Élevé dans l’amour de ma patrie, je m’attendrissais tellement aux récits de ma grand’mère et de mon père que j’aurais passé les nuits à écouter leurs histoires… d’en premier. Le culte des aïeux s’établit ainsi en moi dès la plus tendre enfance. Quand ma grand’mère restait embarrassée par ma curiosité enfantine et mes trop nombreuses questions, je tourmentais mon père et lui faisais conter les mêmes événements pour la centième fois, voir s’il n’ajouterait quelques détails inédits.

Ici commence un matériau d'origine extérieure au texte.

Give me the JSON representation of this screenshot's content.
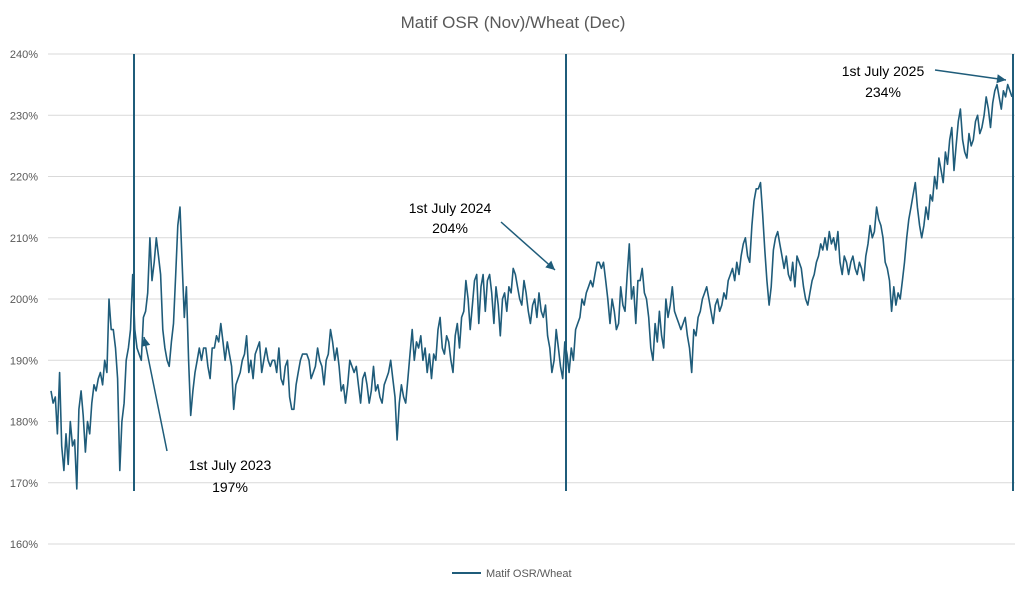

Tout le passé de mes Îles défilait ainsi en un tableau sous mes yeux ébahis : les expéditions de pêche, les inquiétudes cuisantes des épouses, les espoirs des absents trop souvent déçus, la joie exubérante du retour, les sinistres naufrages, les deuils fréquents, les fêtes intimes de familles, les corvées pour fouler l’étoffe du métier puis les folichonnes veillées de jeunesse, les danses toujours honnêtes en ce temps-là, les frolics, les noces, les méthodes rudimentaires de labourage et de pâturage, les manières simples de se vêtir confortablement et économiquement, les misères de l’hivernement qui donnaient lieu à l’exercice de cette charité digne des premiers chrétiens, et que d’autres sujets ont rendu mon âme sensible et mon cœur débordant d’amour pour mes chers compatriotes-insulaires.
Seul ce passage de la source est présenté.